Effect of transitioning from conventional cardiac troponin to high-sensitivity cardiac troponin on resource utilization- a single center experience

The annual global mortality associated with acute myocardial infarctions (AMI) is estimated to be three million people, with more than one million deaths in the United States (U.S.) [1]. Missed MI is uncommon (2%); however, it is associated with a 1.9 increased risk of mortality [2]. Rapid identification of patients with suspected AMI is critical.

The U.S. Food and Drug Administration (FDA) approved the use of the fifth-generation hs-cTn assay in January 2017 [3]. It was first available in 2011 and widely used in Europe [4]. Both the 2021 American Heart Association (AHA)/American College of Cardiology (ACC) guidelines and 2020 European Society of Cardiology (ESC) guidelines recognize hs-cTn as the preferred biomarker for cardiomyocyte injury in patients with suspected non-ST elevation-acute coronary syndrome (NSTE-ACS) [5,6]. To note, the ESC guidelines recommend 0-h/1-h and 0-h/2-h algorithms (i.e. obtaining hs-cTn on ED presentation and repeating it 1-h or 2-h after presentation) but downgraded the 0-h/3-h algorithm due to evidence showing it is not as effective to exclude MI.

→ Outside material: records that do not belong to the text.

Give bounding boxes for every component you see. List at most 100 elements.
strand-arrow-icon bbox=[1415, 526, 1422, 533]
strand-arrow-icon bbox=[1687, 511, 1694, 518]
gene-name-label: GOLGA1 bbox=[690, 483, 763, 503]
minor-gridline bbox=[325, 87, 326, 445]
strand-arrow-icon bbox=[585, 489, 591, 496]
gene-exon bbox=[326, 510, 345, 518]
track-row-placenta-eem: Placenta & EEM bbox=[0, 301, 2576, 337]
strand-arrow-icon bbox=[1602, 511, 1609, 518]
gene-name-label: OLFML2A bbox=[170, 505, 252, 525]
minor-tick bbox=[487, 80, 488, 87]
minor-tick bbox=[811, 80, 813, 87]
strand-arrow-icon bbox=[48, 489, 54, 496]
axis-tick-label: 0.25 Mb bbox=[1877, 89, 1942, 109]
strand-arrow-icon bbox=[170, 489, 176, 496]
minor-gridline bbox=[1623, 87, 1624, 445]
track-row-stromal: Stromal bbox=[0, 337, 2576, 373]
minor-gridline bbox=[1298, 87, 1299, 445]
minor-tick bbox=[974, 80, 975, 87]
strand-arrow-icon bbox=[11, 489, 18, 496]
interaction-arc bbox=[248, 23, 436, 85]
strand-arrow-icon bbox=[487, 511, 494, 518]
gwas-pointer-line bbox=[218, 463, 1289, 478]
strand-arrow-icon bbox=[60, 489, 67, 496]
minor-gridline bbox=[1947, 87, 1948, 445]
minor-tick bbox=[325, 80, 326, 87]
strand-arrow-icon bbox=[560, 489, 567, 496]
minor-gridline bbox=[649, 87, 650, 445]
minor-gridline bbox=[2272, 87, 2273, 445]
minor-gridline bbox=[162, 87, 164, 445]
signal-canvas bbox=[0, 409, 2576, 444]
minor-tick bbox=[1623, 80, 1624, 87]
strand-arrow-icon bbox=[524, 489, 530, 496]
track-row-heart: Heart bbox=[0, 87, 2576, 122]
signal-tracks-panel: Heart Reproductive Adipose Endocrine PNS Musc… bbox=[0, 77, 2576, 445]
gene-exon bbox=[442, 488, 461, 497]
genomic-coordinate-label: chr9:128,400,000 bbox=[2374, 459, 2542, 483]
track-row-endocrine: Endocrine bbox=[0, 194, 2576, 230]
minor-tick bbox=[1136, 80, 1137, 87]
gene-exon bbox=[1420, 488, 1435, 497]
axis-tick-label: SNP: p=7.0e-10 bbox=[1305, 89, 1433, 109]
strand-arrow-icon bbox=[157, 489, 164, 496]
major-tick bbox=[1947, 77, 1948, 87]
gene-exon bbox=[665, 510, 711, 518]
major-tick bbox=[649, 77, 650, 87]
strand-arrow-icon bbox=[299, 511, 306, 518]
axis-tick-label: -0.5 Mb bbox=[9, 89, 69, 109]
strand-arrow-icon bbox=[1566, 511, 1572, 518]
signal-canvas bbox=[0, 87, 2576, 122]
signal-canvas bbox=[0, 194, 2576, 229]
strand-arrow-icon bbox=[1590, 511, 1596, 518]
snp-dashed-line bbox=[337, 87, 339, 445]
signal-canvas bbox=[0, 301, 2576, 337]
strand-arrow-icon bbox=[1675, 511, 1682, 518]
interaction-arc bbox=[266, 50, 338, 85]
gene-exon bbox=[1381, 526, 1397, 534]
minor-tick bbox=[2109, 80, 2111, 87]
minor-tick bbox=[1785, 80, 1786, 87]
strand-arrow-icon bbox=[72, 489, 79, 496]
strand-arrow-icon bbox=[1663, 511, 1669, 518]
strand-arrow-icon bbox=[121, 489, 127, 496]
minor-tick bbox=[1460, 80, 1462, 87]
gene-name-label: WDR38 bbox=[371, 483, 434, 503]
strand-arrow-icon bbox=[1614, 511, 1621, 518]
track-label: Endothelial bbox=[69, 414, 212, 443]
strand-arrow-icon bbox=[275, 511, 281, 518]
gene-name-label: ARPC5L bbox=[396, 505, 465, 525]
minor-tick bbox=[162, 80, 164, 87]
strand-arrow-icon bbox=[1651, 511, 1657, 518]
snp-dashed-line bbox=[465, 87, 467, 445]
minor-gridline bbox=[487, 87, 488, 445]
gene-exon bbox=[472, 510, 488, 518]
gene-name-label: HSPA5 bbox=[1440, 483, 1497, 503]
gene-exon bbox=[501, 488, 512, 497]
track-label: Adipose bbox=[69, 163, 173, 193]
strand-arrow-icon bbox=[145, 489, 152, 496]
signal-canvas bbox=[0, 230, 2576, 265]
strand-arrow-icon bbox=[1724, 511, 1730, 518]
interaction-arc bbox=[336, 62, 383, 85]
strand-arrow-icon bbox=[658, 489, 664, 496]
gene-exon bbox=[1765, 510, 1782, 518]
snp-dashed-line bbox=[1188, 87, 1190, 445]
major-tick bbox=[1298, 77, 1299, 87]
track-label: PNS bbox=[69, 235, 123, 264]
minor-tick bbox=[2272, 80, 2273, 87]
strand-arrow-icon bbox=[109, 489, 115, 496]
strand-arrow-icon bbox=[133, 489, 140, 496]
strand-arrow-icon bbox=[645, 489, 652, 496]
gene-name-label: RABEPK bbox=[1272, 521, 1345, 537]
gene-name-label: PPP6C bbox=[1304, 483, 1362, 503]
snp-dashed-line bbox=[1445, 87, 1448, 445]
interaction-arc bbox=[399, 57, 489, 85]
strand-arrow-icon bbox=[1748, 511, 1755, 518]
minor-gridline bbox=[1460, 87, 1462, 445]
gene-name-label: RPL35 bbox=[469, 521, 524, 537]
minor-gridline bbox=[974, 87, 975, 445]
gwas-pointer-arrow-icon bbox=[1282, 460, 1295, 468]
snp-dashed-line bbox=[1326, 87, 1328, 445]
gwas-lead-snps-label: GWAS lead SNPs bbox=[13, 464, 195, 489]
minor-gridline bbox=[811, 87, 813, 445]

The newer generation assay can quantify cTn at lower concentrations with higher precision [4]. The advantages of this assay include rapid evaluation of patients who are suspected to have AMI and faster rule-out of ACS in low-risk patients [7]. According to ESC, the hs-cTn assay has a higher negative predictive value for acute myocardial ischemia, an increase of 4% (absolute) and 20% (relative) in the detection of type 1 MI, a decrease in diagnosis of unstable angina, and a 2-fold increase in diagnosis of type 2 MI [6]. The literature on the implementation of hs-cTn demonstrates these findings; it also shows an association between hs-cTn and a reduced length of stay [[8], [9], [10], [11], [12], [13], [14], [15]]. For cardiac studies, hs-cTn has been associated with more electrocardiogram (ECG) tests and transthoracic echocardiogram (TTE) but fewer computed tomography (CT) scans, stress tests, cardiac medications, cardiology evaluations, or hospitalizations [13,16]. Furthermore, with high sensitivity assays becoming more available, there has also been a focus on studying whether measuring different types of cardiac troponin (cardiac troponin T versus cardiac troponin I). A study looking into the association between cardiovascular disease (CVD) related death and the type of cardiac troponin measured has shown that cardiac troponin I is more likely to be related to CVD related death, while cardiac troponin T was more strongly associated with non-CVD related death [17].

From the literature review, resource utilization seems variable across different institutions [18]. The use of hs-cTn has increased over the years; however, according to a recent study, most U.S. hospitals continue to use other assays [16]. At Rush University Medical Center (RUMC), the hs-cTn algorithm was designed based on expert consensus from the Rush Chest Pain Center with adaptation from the 2015 ESC guidelines and a review of protocols from other institutions with successful adaptation. The hs-cTn assay was implemented at RUMC on July 1, 2021. This study sought to evaluate the impact of transitioning from cTn to hs-cTn on hospital resources, with. Since the completion of our study the ACC has published guidelines recommending the implementation of hs-cTn. This study demonstrates that the use of hs-cTn has downstream sequelae [19].